11. Wrangle the deaths data

Create a table called deaths with weekly COVID-19 deaths by state. Keep the variables:

state
mmwr_year
mmwr_week
date
deaths

Be careful: this dataset may contain national rows and grouping variables.

## Wrangle weekly deaths
# Possible tasks:
# - keep only state-level observations
# - filter to a weekly grouping if needed
# - choose the COVID death count column
# - parse the week-ending date
# - keep the needed variables

deaths <- deaths_raw |>
  NULL

12. Wrangle the vaccination data

Create a table called vax containing the most recent vaccination record within each state-week. Keep:

state
mmwr_year
mmwr_week
date
vax (primary series cumulative count)
booster (booster cumulative count)

## Wrangle weekly vaccination data
vax <- vax_raw |>
  # identify state and date columns
  # choose cumulative primary-series and booster variables
  # parse dates
  # compute MMWR year and week
  # keep the last record within each state-week
  NULL

13. Create the full state-week panel

We will include all state-week combinations from 2020 and 2021, even if one of the datasets is missing a value for a particular week.
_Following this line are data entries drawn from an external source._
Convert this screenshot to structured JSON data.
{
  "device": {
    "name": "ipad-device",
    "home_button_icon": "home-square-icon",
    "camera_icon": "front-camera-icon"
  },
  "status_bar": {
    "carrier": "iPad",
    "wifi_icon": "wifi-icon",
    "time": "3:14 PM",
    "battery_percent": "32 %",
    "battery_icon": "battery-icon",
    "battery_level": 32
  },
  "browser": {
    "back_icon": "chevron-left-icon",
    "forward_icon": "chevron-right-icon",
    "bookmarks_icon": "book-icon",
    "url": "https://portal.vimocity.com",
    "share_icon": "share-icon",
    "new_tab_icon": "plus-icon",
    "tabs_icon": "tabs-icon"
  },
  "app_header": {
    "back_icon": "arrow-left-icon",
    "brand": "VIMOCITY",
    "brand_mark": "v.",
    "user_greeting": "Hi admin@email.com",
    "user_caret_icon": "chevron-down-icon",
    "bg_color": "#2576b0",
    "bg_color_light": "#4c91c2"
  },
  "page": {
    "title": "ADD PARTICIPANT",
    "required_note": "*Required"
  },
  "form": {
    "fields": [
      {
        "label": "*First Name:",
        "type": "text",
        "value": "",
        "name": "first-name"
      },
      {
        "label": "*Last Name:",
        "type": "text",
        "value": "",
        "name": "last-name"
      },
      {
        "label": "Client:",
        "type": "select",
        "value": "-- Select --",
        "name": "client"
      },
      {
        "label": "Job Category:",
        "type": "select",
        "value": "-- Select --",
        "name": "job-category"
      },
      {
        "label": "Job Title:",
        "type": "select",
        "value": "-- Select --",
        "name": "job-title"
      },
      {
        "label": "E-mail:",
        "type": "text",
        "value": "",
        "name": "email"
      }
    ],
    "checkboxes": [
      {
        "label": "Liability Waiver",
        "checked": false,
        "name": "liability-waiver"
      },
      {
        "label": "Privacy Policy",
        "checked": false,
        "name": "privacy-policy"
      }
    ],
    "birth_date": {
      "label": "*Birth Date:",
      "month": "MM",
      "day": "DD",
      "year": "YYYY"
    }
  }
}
Use the following scaffold to create all possible weeks and join population information:

all_dates <- data.frame(
  date = seq(make_date(2020, 1, 25), make_date(2021, 12, 31), by = "week")
) |>
  mutate(date = ceiling_date(date, unit = "week", week_start = 7) - days(1)) |>
  mutate(mmwr_year = epiyear(date), mmwr_week = epiweek(date))

dates_and_pop <- cross_join(
  all_dates,
  data.frame(state = unique(population$state))
) |>
  left_join(population, by = c("state", "mmwr_year" = "year"))

Now join cases, hosp, deaths, and vax to create a final table called dat.

Requirements:

order observations by state and date,
fill vaccination and booster counts forward within state,
replace missing counts for cases, hosp, and deaths with 0,
save the final table as data/dat.rds.

## Join the weekly tables

dat <- dates_and_pop |>
  # join weekly cases
  # join weekly hospitalizations
  # join weekly deaths
  # join weekly vaccinations
  # arrange within state by date
  # fill cumulative vaccination variables forward
  # replace missing weekly counts with 0
  NULL

## Save the dataset
# Your code here

Part III: Create figures in `analysis.qmd`

In your analysis.qmd file, load the weekly dataset from data/dat.rds. Each figure should have:

a short descriptive paragraph,
a code chunk that is shown in the rendered document,
and appropriate titles and axis labels.

# Setup chunk for analysis.qmd
library(tidyverse)
library(lubridate)
library(scales)

dat <- readRDS("data/dat.rds")

14. Figure 1: National weekly burden

Create a trend plot showing national weekly cases, hospitalizations, and deaths per 100,000 people. Place the three panels on top of one another.

Hint: first aggregate to the national level by week, then use pivot_longer() and facet_wrap().

## Figure 1: National weekly burden
fig1_dat <- dat |>
  # aggregate to national weekly rates per 100,000
  NULL

# make the plot

15. Figure 2: Regional case rates over time

Create a line plot of weekly case rates per 100,000 over time for each region_name. Use one line per region.

## Figure 2: Regional case rates
fig2_dat <- dat |>
  # aggregate to regional weekly rates
  NULL

# make the plot

16. Figure 3: Vaccination and booster progress by region

For each region, compute the percent of the regional population that completed the primary series and the percent that received a booster dose. Plot both over time.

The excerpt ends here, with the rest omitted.